I was so wiped out after nine years, that after Suits, I just needed to decompress. And then the pandemic happened, and for the first six or nine months, I couldn’t even think about writing. And then I started trying to get back into it and what I found is that the market for getting any show on the air, no matter what it’s about, is really difficult. The first thing I wrote, a spec, we sold and I don’t think it’s dead yet, and maybe with Suits being as popular as it is now…
Could be some real wind in your sails.
Hopefully. And I believe it has plenty of DNA of what people liked about Suits. I think it’s a cousin of Suits, but more reflective of wherever I was when I wrote it.
It’s set in a different world, I assume?
Not completely. And without giving away too many details, it took place in two different time periods and two different worlds, one of which was the world of law and the other was the world of agents, and we did sell it, but it didn’t get made. But they basically said, “Can instead of them being agents in the present day, can they be lawyers?” And it was ironic that it was the same thing that had happened on Suits, and, again, I embraced it and, if we go back out with it, I wouldn’t put it back to agents. I thought, “You know what? This is actually better.”
Again, I have to believe if the creator of Suits were to go back out with a Suits-like show now, or whenever the strike is over, the response would be different?
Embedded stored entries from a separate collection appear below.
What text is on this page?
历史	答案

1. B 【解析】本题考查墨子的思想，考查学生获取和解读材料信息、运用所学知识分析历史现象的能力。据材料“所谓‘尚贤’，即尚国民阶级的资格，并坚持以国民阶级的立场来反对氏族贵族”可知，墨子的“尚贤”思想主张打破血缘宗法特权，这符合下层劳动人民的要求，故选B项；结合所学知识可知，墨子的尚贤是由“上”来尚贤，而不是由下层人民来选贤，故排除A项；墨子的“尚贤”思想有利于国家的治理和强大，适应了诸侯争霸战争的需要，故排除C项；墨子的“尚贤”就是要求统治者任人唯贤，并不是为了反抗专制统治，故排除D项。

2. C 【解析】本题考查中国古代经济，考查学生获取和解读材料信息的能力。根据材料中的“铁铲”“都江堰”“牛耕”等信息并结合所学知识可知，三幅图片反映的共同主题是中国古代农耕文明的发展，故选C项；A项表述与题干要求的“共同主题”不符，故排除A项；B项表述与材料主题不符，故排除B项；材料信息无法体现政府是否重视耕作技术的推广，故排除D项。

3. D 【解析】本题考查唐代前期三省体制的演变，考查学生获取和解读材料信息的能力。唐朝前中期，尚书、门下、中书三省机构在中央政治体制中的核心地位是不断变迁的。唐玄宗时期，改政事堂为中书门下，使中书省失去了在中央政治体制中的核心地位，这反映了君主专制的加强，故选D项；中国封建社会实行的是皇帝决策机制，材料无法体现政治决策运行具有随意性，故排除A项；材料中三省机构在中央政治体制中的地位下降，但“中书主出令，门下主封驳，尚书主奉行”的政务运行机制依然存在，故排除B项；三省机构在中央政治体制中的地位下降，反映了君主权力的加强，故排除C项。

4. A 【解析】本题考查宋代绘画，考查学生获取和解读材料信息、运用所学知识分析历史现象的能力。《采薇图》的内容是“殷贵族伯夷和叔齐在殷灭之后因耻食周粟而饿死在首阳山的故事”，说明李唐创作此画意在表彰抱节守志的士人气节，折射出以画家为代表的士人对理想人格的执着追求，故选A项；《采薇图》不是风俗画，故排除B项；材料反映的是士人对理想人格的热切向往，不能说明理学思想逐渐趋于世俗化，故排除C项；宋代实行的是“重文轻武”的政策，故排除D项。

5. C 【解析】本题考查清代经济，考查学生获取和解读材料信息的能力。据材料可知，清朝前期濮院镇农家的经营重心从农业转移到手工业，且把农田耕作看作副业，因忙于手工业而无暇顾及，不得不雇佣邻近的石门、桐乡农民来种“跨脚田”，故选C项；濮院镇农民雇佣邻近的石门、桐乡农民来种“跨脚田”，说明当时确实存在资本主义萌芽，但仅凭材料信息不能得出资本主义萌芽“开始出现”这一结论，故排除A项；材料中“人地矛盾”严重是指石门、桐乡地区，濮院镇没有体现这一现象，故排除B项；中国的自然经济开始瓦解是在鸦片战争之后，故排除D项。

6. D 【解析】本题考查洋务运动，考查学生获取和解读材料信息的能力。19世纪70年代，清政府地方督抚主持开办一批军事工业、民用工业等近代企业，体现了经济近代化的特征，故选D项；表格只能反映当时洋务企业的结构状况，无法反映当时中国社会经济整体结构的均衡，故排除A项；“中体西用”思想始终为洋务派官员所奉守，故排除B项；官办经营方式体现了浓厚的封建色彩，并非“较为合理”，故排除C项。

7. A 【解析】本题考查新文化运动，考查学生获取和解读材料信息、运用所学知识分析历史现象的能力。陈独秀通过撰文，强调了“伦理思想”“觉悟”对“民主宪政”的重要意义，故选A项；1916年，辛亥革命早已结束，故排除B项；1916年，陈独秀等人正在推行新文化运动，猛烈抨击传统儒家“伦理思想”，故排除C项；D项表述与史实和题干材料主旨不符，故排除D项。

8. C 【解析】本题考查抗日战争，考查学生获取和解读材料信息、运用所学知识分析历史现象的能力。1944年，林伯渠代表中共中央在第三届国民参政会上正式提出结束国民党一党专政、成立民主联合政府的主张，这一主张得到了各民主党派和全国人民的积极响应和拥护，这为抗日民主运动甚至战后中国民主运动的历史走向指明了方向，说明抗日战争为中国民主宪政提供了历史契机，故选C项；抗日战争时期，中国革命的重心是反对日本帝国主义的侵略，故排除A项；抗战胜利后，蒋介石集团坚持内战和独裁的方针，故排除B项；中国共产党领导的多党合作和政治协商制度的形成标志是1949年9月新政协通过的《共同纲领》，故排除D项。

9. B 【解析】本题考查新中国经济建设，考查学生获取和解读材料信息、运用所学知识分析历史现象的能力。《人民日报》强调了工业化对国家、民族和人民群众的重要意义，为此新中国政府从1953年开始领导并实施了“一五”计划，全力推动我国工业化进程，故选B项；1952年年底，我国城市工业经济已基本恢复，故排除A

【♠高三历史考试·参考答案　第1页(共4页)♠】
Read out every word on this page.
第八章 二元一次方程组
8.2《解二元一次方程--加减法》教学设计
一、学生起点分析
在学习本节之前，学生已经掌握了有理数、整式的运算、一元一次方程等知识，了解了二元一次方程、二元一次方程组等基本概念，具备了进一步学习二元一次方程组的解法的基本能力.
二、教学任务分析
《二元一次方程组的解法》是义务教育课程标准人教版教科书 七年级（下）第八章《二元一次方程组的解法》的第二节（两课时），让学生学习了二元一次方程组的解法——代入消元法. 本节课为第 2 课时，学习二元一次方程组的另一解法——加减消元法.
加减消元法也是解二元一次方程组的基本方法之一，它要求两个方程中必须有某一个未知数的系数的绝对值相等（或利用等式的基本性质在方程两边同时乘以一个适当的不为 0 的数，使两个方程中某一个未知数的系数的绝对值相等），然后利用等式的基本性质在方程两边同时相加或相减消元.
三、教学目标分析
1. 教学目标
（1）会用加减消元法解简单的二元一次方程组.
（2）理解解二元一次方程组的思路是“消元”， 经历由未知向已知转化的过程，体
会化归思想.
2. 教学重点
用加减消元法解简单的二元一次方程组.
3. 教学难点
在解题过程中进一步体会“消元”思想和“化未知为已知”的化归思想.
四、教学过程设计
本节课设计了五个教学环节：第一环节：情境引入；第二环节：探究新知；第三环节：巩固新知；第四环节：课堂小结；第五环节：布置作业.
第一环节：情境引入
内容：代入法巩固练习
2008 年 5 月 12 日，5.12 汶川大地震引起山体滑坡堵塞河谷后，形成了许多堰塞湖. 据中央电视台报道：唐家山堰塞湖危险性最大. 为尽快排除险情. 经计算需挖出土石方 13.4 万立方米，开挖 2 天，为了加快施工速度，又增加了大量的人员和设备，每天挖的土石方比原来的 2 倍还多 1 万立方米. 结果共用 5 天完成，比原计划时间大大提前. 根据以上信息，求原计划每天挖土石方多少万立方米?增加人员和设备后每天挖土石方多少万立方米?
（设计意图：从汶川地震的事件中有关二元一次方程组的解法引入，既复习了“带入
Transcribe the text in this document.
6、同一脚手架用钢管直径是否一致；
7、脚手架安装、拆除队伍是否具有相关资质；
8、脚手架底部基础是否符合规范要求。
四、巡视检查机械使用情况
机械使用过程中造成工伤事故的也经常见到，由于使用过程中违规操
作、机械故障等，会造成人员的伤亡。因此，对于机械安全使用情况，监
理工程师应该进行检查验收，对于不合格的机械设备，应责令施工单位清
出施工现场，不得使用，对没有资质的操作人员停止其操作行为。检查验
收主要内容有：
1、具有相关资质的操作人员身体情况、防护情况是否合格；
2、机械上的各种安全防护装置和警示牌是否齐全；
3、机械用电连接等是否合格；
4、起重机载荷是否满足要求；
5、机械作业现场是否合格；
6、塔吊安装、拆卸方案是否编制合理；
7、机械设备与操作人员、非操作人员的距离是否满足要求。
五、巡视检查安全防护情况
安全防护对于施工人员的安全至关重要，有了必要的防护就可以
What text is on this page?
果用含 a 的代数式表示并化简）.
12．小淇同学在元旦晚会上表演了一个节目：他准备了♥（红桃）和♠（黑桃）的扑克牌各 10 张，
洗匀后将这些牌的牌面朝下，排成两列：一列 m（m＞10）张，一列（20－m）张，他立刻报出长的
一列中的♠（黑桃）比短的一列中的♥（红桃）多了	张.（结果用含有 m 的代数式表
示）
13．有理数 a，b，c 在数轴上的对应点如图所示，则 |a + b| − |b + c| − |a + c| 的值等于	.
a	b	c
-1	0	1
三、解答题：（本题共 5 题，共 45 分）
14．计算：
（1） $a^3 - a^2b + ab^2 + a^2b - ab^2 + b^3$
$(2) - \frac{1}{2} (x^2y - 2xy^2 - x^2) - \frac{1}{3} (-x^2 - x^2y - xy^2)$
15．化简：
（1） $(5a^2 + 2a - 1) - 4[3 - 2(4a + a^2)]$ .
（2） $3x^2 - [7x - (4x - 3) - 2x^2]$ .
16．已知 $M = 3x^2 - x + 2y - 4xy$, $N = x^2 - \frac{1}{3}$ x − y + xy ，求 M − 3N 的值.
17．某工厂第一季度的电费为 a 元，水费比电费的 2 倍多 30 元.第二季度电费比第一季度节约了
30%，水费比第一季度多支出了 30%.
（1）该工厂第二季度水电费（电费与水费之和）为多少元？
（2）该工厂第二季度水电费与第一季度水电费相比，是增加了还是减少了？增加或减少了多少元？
Sure, but let me just say, I would’ve thought that [I had some real juice after Suits wrapped]. I mean, it’s not like Suits was a failure.
Not at all. It was a big success for USA…
And when Suits ended, every single human being I knew in the entertainment business was like, “You’re going to get a monster deal somewhere.” And the truth was, I wasn’t even sure I wanted a deal because I needed some decompression time, but I knew for certain that I wanted to get offered a deal. I wanted the choice to be mine! (Laughs.) But we could not get a deal. Couldn’t do it. So, again, I never can guess.
Wow. What would the feedback be?
Look, I can tell the difference between an executive who’s heard of Suits and one who’s a fan, and most of the time, they had heard of it but they weren’t fans. And it might change now, I’m not sure, but [Suits] didn’t have the same level of respect [as other shows]. And you can’t control that stuff, you have to just accept it. I try to remind myself that I left investment banking to be a writer and I wasn’t sure if I was good enough or talented enough to make it as a staff writer in Hollywood. My goal was to be the equivalent of the 12th man on an NBA team that never plays in a game. If I could have been a staff writer my whole career, I would have been elated. So, I’ve so surpassed my goals and I made enough money from Suits that I don’t have to work anymore. But I’m also a human being and I get frustrated about the pace of development or the reviews or whatever, and when I do, I have to stop myself and go, like, “What are you doing? You are so lucky.” And I really am.